Kur'an-ı Kerim ve Türkçe Meali Sayfa 595
1. Andolsun Güneş'e ve Onun duhasına (dünyayı aydınlatmaya başladığı saatlere);
2. Onu takip ettiğinde Ay'a,
3. Onu açığa çıkartan gündüze,
4. Onu örtüp kaplayan geceye;
5. Semâya ve onu bina edene;
6. Arza ve onu yayana;
7. Nefse (bilince) ve onu düzenleyene;
8. Sonra da ona (bilince) hem fücurunu (Hak'tan ve Sistemden sapmayı) ve hem de takvasını (korunmasını) ilham edene ki. . .
9. Gerçekten onu (bilincini) arındıran kurtulmuştur.
10. Onu (bilincini) gömüp gizleyerek (bilinçsizce - dürtüleriyle tabiatına uyarak) yaşayan ise gerçekten kaybetmiştir.
11. Semud (Sâlih'in toplumu), Nebiyi kabul etmemeleri ile (hakikatlerini ve sistemi) yalanladı.
12. Onların en şakîsi harekete geçtiğinde,
13. Allâh Rasûlü onlara dedi ki: "Allâh'ın devesini ve onun su içme hakkını koruyun!"
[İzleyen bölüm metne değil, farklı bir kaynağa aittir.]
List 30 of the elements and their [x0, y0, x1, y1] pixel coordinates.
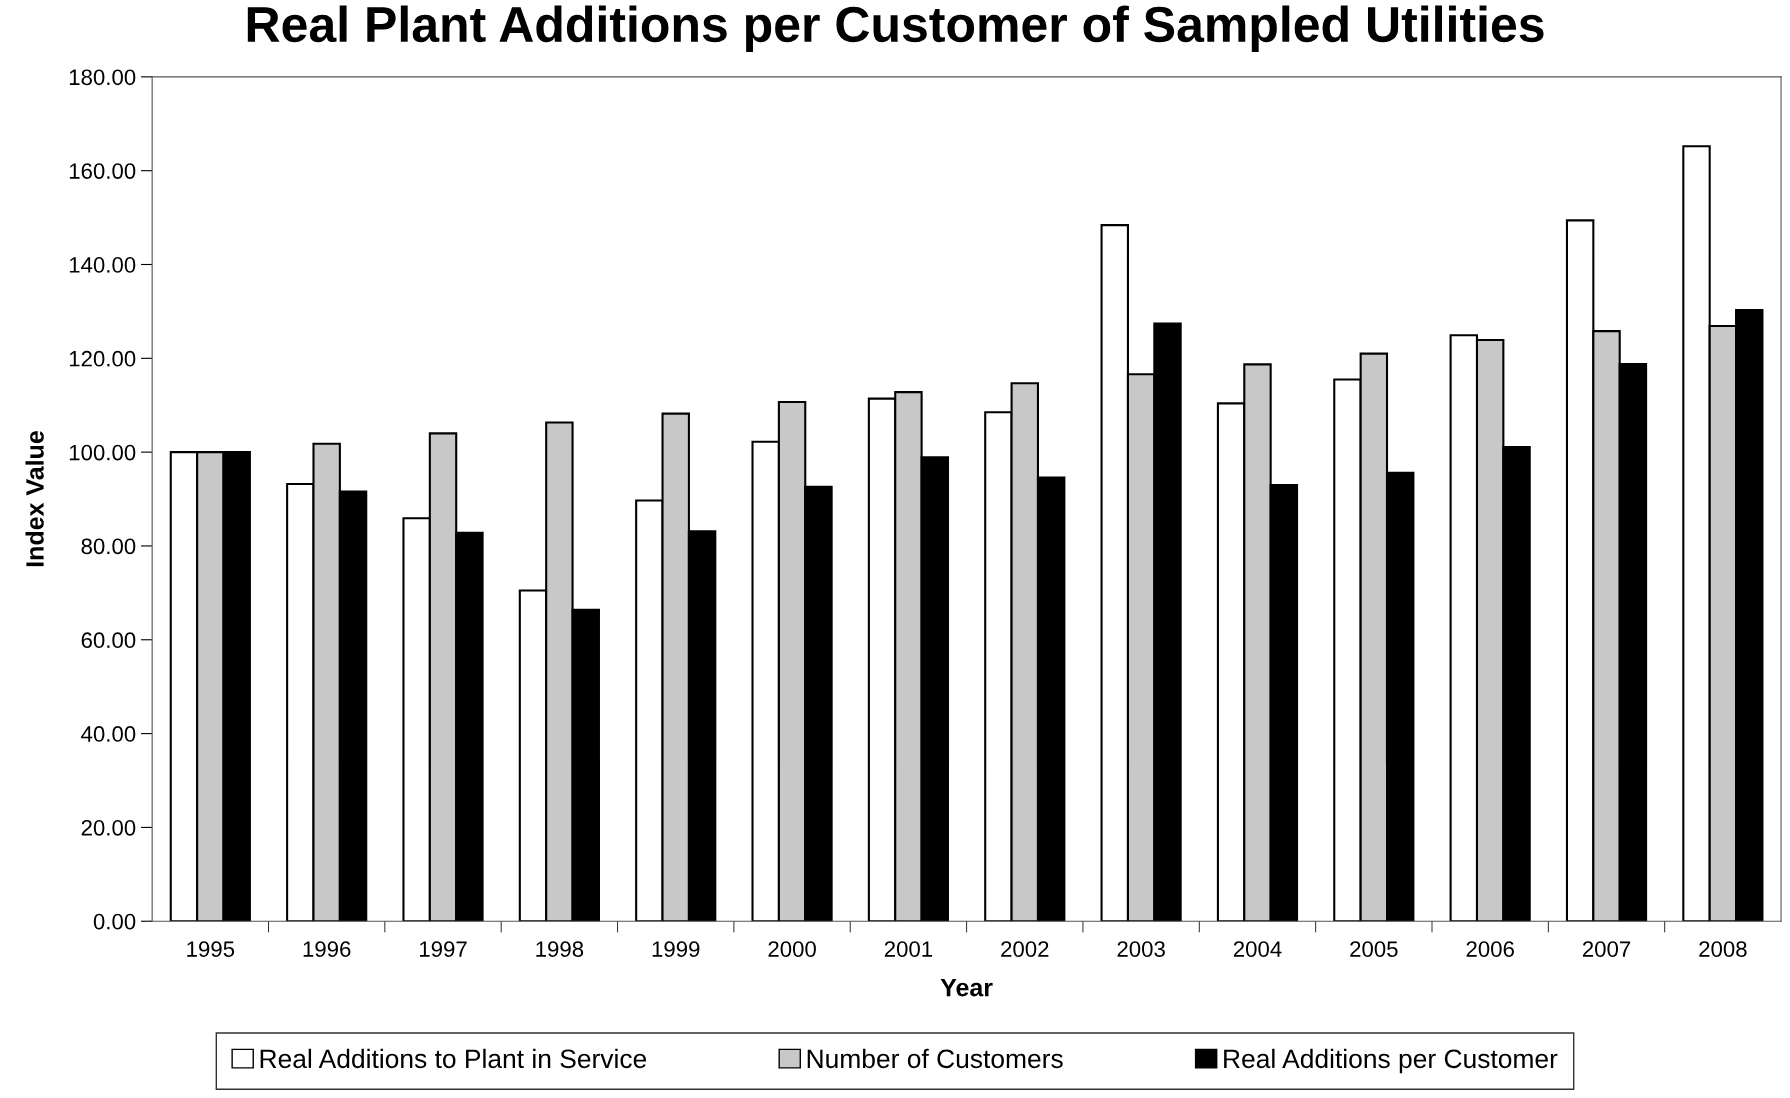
- x-tick-label: 2000: [768, 941, 816, 957]
- y-tick-label: 80.00: [81, 538, 136, 555]
- y-axis-title: Index Value: [25, 431, 44, 567]
- x-tick-label: 2008: [1699, 941, 1747, 957]
- y-tick-label: 180.00: [69, 69, 136, 86]
- x-tick-label: 1998: [536, 941, 584, 957]
- legend-label: Number of Customers: [807, 1048, 1063, 1069]
- legend-label: Real Additions to Plant in Service: [260, 1048, 647, 1069]
- y-tick-label: 140.00: [69, 257, 136, 273]
- x-tick-label: 2006: [1466, 941, 1514, 957]
- y-tick-label: 120.00: [69, 350, 136, 367]
- y-tick-label: 160.00: [69, 163, 136, 179]
- x-tick-label: 1997: [420, 941, 467, 957]
- x-axis-title: Year: [940, 978, 993, 997]
- x-tick-label: 2002: [1001, 941, 1049, 957]
- x-tick-label: 1996: [303, 941, 351, 957]
- x-tick-label: 2003: [1117, 941, 1165, 957]
- chart-title: Real Plant Additions per Customer of Sampled Utilities: [247, 5, 1544, 53]
- legend-label: Real Additions per Customer: [1224, 1048, 1558, 1074]
- x-tick-label: 1995: [187, 941, 235, 957]
- x-tick-label: 2007: [1582, 941, 1631, 957]
- y-tick-label: 40.00: [81, 726, 136, 742]
- y-tick-label: 20.00: [81, 819, 136, 836]
- y-tick-label: 0.00: [93, 913, 136, 930]
- x-tick-label: 2005: [1350, 941, 1398, 957]
- x-tick-label: 2001: [884, 941, 933, 957]
- y-tick-label: 60.00: [81, 632, 136, 649]
- y-tick-label: 100.00: [69, 444, 136, 461]
- x-tick-label: 1999: [652, 941, 700, 957]
- x-tick-label: 2004: [1233, 941, 1282, 957]
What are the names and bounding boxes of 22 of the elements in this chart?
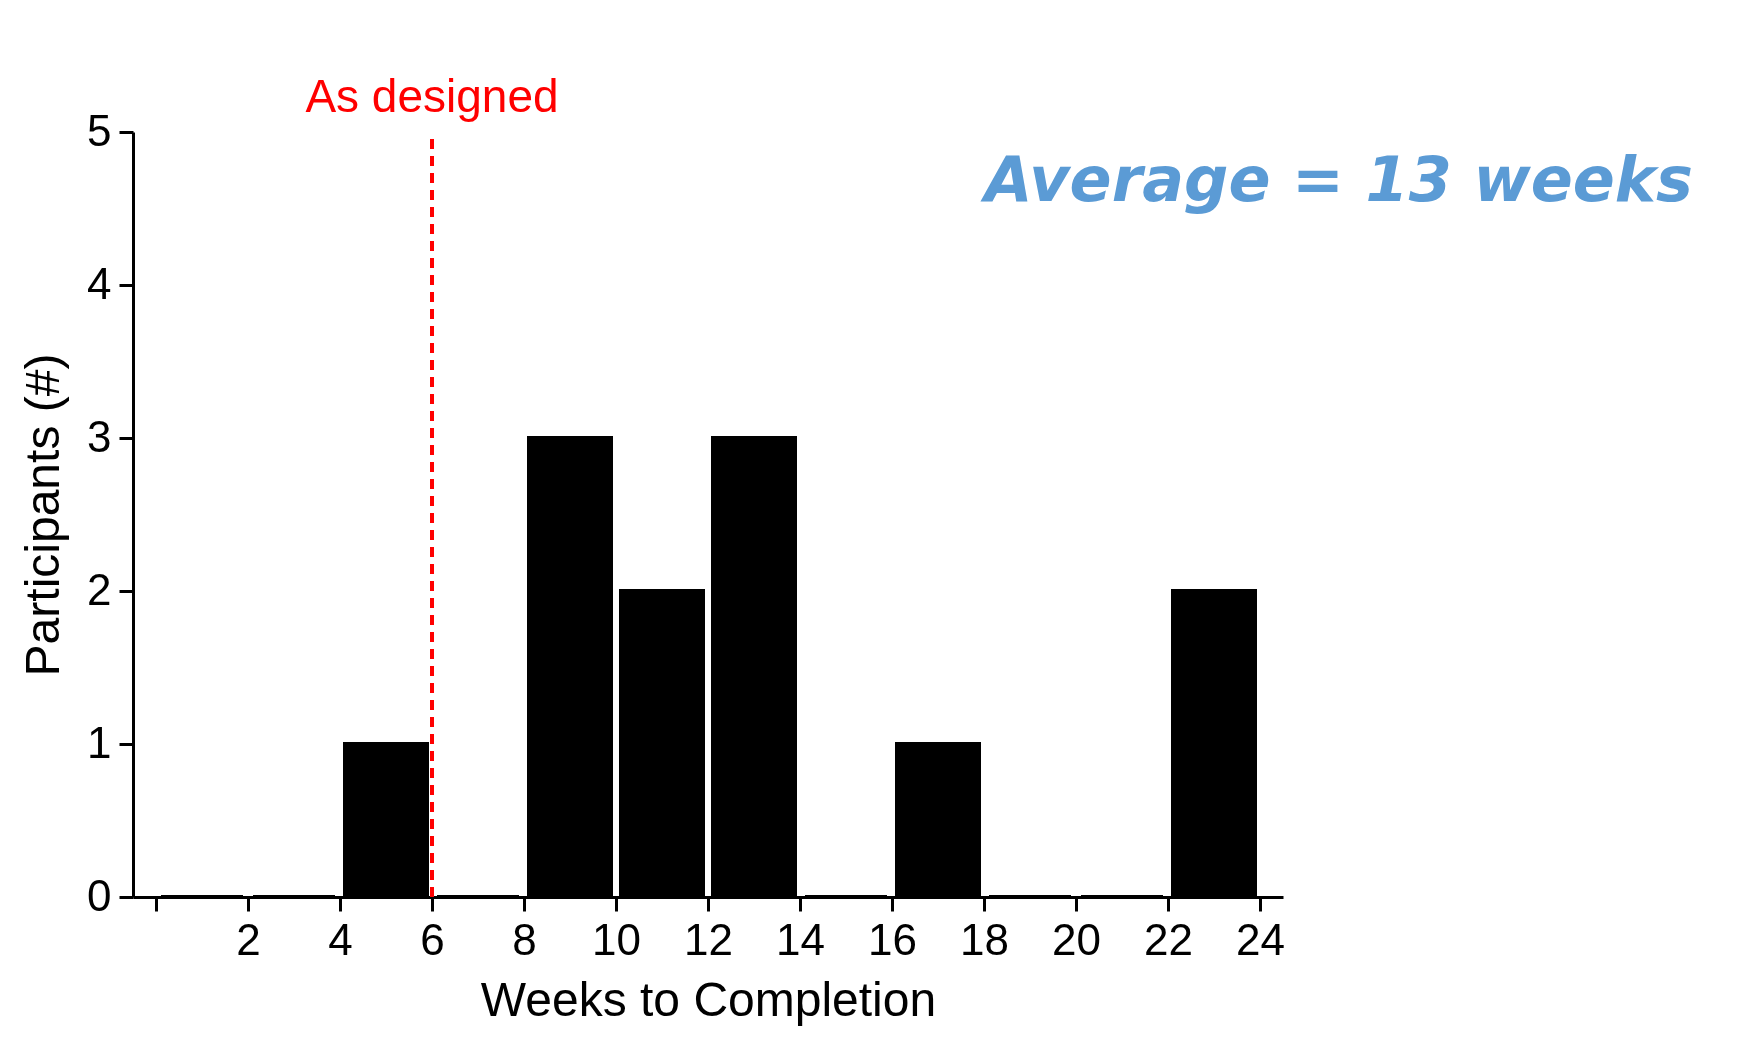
y-tick-label: 3 xyxy=(87,411,112,461)
x-tick-label: 12 xyxy=(684,914,733,964)
y-tick-label: 0 xyxy=(87,870,112,920)
x-tick-label: 24 xyxy=(1236,914,1285,964)
x-tick-label: 6 xyxy=(420,914,445,964)
y-axis-title: Participants (#) xyxy=(16,353,70,677)
x-tick-label: 2 xyxy=(236,914,261,964)
x-tick-label: 4 xyxy=(328,914,353,964)
x-tick-label: 16 xyxy=(868,914,917,964)
x-tick-label: 18 xyxy=(960,914,1009,964)
y-tick-label: 5 xyxy=(87,105,112,155)
x-tick-label: 20 xyxy=(1052,914,1101,964)
x-tick-label: 14 xyxy=(776,914,825,964)
y-tick-label: 4 xyxy=(87,258,112,308)
x-tick-label: 8 xyxy=(512,914,537,964)
x-tick-label: 22 xyxy=(1144,914,1193,964)
annotation: Average = 13 weeks xyxy=(979,143,1693,216)
x-tick-label: 10 xyxy=(592,914,641,964)
x-axis-title: Weeks to Completion xyxy=(480,972,937,1026)
y-tick-label: 2 xyxy=(87,564,112,614)
y-tick-label: 1 xyxy=(87,717,112,767)
ref-line-label: As designed xyxy=(305,70,559,122)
14. Onu (Allâh Rasûlünü) yalanladılar da onu (dişi deveyi) vahşice öldürdüler! Bunun üzerine Rableri, suçları yüzünden onları toprağa gömdü de orayı düzledi!
15. Bu sonucun Allâh'ı korkutacak bir yanı da yok!
1. Kasem ederim örttüğü vakit geceye,
2. Parlayıp açığa çıktığında gündüze,
3. Erkeği ve dişiyi (etken ve edilgeni) yaratana ki,
4. Muhakkak ki çalışmanız, elbette farklı amaçlara dönüktür.
5. Kim verir ve korunursa,
6. El Hüsnâ'yı (en güzelini hakikati olarak) tasdik ederse,
7. Böylece ona en kolayı kolaylaştırırız!
8. Ama kim de cimrilik eder ve müstağni olursa (arınmaya, korunmaya ihtiyaç duymazsa);
9. El Hüsnâ'yı (en güzelini hakikati olarak) yalanlarsa;
10. Ona en zoru (hakikatten ve Sünnetullâh'tan perdeli yaşamayı) kolaylaştırırız!
11. (Cehenneme) yuvarlandığında, malı (zenginliği) ona hiçbir fayda sağlamaz.
12. Muhakkak ki hakikate erdirmek bize aittir.
13. Muhakkak ki bizimdir gelecek sonsuz yaşam da şu anki de!
14. Sizi, çok alevlenen ateşe karşı uyardım.